Дуративное время (Смирнов) - страница 5

Потом лезет лапой в скользкое корытце, выгребает из ямки денежку, роняет, ловит, огорченно отдувается.

- Олень, - прошелестело справа от Петра Клутыча.

- Где? - удивленно отвлекся тот.

Ему не ответили.

Два глаза смотрели в упор.

Петр Клутыч сразу замедлился во всех своих проявлениях: в мыслях, сборе мелочи и даже дыхании.

Не далее, как нынешней ночью, на Петра Клутыча посмотрели еще страшнее. И взгляд, излетевший из очереди, сразу напомнил ему об этом случае.

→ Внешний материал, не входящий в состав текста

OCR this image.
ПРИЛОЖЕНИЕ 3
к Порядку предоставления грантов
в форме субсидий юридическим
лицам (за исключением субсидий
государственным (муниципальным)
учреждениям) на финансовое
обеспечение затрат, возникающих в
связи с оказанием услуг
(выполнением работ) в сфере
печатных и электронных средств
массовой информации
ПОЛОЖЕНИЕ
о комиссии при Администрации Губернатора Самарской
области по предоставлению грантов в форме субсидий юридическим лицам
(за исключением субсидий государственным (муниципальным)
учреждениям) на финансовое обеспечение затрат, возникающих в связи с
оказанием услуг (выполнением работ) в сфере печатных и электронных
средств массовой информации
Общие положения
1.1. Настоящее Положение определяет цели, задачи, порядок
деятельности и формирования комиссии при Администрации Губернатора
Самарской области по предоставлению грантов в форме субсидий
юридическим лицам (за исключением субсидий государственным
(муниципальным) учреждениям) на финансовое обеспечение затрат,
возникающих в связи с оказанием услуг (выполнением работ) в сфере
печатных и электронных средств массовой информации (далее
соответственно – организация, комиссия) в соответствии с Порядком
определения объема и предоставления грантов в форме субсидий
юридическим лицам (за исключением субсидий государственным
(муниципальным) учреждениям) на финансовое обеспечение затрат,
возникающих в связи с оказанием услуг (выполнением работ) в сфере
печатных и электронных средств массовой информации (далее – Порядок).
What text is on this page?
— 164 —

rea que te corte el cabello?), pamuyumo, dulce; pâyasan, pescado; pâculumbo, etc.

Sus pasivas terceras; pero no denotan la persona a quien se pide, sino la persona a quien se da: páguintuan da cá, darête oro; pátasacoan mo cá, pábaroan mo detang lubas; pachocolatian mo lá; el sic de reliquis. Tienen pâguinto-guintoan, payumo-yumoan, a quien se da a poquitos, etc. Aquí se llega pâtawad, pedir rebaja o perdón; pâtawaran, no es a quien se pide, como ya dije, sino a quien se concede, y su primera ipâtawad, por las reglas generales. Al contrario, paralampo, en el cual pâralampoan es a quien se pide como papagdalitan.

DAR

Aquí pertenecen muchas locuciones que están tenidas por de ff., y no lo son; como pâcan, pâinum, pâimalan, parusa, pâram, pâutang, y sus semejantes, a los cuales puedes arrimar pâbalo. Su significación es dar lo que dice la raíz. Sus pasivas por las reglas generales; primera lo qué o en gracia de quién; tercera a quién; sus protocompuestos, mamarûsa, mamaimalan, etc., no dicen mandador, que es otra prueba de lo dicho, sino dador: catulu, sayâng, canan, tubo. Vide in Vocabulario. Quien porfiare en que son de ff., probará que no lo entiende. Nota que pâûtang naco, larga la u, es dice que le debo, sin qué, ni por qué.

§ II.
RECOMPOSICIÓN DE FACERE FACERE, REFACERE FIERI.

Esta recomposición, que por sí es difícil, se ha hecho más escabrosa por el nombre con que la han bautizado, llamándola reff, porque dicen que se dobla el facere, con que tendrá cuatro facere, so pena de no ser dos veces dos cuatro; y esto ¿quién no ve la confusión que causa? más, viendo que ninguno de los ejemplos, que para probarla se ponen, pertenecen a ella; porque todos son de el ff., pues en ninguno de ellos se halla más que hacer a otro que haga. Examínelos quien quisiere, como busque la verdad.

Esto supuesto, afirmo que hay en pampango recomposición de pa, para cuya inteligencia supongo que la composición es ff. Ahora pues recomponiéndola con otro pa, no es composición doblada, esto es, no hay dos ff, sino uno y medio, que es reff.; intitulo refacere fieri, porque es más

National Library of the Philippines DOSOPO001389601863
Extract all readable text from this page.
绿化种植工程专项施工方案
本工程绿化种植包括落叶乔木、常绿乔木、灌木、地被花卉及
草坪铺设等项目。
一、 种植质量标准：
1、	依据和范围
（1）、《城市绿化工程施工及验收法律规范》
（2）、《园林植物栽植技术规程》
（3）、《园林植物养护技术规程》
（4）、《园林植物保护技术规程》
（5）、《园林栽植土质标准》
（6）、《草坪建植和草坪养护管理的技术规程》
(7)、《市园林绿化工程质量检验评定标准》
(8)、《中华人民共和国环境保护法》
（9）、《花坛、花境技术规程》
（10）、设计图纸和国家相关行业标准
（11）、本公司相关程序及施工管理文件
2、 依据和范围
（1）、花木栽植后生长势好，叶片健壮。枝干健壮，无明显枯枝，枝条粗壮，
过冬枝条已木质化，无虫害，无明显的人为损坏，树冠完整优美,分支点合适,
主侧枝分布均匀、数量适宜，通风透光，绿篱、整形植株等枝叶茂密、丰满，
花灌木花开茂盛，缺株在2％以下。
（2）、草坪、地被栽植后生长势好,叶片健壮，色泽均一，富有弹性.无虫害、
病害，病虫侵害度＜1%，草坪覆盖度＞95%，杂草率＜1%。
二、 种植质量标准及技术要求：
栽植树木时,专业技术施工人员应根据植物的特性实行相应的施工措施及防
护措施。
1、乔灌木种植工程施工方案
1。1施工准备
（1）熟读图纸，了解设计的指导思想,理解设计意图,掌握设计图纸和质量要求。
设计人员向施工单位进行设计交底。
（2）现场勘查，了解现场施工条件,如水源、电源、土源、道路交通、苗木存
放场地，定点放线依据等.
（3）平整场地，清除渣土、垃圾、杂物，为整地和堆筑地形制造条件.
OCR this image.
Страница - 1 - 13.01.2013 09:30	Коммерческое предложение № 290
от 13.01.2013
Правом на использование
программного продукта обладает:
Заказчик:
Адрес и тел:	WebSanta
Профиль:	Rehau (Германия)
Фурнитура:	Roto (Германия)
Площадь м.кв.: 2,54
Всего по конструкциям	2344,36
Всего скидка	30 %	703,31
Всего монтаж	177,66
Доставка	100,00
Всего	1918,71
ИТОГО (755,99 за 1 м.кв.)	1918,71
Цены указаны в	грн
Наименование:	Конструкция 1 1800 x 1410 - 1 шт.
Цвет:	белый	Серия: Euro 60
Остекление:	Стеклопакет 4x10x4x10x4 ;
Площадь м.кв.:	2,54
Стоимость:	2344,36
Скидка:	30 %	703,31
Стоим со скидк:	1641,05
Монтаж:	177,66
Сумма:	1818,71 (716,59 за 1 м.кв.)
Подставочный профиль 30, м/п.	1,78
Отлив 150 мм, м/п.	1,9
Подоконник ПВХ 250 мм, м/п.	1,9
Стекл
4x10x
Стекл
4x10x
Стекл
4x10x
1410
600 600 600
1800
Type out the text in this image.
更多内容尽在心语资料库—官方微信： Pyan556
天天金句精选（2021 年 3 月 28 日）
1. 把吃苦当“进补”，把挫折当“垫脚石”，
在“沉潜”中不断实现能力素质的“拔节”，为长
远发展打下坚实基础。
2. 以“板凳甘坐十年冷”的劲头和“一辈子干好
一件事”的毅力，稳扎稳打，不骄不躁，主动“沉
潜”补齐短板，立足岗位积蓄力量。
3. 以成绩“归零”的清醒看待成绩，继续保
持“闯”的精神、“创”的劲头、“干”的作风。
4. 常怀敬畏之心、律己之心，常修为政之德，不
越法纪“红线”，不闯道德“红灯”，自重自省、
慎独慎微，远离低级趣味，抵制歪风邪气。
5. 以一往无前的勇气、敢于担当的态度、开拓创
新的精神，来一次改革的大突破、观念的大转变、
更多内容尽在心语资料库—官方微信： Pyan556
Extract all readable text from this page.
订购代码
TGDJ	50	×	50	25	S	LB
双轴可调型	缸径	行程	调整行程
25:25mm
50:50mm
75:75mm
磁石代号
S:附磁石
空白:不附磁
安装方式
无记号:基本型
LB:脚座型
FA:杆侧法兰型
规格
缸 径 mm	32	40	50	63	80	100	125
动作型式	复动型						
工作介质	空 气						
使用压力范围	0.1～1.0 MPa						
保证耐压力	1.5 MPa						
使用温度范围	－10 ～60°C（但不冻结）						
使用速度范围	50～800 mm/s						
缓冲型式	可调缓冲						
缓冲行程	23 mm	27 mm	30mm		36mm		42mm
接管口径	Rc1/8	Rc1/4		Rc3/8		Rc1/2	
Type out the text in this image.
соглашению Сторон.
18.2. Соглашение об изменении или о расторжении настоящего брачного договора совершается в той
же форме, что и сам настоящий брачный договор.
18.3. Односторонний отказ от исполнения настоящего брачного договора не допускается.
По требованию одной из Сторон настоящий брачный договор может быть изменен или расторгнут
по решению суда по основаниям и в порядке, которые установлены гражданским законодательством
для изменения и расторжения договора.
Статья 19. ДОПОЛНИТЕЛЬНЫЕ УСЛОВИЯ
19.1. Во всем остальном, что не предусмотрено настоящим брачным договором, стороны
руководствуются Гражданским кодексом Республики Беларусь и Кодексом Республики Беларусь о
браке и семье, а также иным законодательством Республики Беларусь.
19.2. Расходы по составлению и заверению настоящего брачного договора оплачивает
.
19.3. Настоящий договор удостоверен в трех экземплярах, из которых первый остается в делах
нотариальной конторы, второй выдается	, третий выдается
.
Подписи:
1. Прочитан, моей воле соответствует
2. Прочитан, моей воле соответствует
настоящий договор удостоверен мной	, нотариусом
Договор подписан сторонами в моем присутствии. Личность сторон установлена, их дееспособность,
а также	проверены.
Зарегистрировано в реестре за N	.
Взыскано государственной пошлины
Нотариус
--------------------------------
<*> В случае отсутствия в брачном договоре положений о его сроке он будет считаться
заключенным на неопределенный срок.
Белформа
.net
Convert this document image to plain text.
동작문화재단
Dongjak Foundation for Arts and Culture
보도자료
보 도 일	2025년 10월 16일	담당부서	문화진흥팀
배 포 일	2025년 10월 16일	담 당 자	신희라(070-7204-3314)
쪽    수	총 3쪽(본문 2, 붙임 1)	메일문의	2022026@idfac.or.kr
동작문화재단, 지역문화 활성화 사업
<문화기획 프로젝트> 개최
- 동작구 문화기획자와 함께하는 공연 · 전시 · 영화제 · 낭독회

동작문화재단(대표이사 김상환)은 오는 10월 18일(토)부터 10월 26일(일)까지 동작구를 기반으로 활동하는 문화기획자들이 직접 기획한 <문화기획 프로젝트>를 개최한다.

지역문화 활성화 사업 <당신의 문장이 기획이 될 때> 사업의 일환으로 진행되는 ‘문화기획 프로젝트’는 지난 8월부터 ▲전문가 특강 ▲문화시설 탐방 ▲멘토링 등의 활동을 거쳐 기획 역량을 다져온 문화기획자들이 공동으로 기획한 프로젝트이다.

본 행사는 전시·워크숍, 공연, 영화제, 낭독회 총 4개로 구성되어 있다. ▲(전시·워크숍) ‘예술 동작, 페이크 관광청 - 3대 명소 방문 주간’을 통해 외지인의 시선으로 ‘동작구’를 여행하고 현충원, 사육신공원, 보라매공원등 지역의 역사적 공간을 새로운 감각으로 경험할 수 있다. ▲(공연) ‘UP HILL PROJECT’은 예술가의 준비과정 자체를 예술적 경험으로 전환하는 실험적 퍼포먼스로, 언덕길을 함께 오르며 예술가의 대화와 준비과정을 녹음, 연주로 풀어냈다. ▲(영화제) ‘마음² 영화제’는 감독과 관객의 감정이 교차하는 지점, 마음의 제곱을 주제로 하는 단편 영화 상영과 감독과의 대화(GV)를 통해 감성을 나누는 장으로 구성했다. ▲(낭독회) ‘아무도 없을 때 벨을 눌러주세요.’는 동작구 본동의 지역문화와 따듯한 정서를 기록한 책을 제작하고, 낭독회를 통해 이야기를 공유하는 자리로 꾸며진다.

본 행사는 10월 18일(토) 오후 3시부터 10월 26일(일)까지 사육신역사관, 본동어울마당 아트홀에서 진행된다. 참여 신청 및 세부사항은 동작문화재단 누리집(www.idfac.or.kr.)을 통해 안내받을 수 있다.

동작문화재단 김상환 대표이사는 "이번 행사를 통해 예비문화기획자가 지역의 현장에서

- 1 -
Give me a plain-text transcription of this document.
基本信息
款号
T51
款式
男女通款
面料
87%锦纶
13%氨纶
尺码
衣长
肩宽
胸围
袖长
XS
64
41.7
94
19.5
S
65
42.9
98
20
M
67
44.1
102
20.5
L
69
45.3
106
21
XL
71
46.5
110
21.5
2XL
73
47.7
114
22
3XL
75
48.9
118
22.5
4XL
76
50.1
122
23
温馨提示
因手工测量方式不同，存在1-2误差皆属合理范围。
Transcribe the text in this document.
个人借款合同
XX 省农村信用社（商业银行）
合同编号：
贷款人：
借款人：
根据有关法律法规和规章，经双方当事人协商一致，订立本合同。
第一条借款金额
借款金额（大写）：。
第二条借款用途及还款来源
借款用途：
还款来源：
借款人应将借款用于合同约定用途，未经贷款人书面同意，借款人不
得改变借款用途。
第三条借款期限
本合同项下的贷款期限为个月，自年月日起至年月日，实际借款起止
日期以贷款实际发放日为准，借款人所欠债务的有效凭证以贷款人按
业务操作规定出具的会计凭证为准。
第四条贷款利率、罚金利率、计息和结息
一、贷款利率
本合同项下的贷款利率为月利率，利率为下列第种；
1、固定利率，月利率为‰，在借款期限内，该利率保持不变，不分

По простоте своей Петр Клутыч и думать не мог, что дело происходило никак не во сне, хотя в самый момент разглядывания смертельно перепугался и не различил, где сон, а где явь. Предутренний герой выдвинулся на середину комнаты и молча стоял, глядя на просыпающегося Петра Клутыча. Тот даже не разобрал, с чем имеет дело - с живым существом или с вещью. И дела-то, по правде сказать, не имел никакого: лежал неподвижно, наполовину задохнувшийся, таращась в ответ на несказанно гадкое, противоестественное новообразование.

Ужаснее всего было то, что народившаяся фигура смотрела вовсе не на него, а, судя по задранному подбородку и повернутой голове, куда-то вверх и в сторону. Но ухитрялась рассматривать Петра Клутыча. Того, ни разу не замеченного в ксенофобии, едва не вырвало; раньше Петр Клутыч, когда смотрел иностранные фильмы, всегда удивлялся: почему их героев постоянно рвет, стоит им соприкоснуться с каким-нибудь пусть неприятным, но вовсе не тошнотворным явлением. Узнает человек, что кто-то умер - и мигом блевать. Петра Клутыча сильно и странно тошнило, хотя все были живы, а в этом как раз и есть почтенный повод для тошноты, но ему все равно было странно.

Фигура была настолько чуждой, что против ее присутствия возражали все внутренние органы, в которых Петр Клутыч мало смыслил: ему представлялось, что внутри у него находится большой мешок с двумя дырками, на который сверху положено сердце и что-то еще - может быть, легкие. Он слышал, что бывают еще кишечник, печень, почки и мочевой пузырь, для которых не было места в продуманной композиции умозрительной картины.

Днем, когда солнце, наше сознание - птица. Птица стремится ввысь, обжигая крылья. Ночью, когда луна, наше сознание - крот. Оно углубляется в недра и натыкается на живучую гниль.

Петр Клутыч не сумел бы так выразиться. Однако он не был лишен той доли практической сметки, что необходима для выживания. А потому не сомневался: пришелец ему приснился. Тем больше не сомневался, чем лучше понимал сердцем, что это не так.

Ибо снятся, как правило, вещи пускай ужасные, но так или иначе укладывающиеся в систему привычных вещей, хотя бы и перемешанных до абсурдности. А эта фигура выглядела... ну, скажем, если представить себе обычную дверь, лишившуюся по какой-то причине прямых углов... и, тем не менее, плотно затворяющуюся. Или собственную тень, без видимой причины растягивающуюся на десятки метров. Или песню, льющуюся из рукомойника.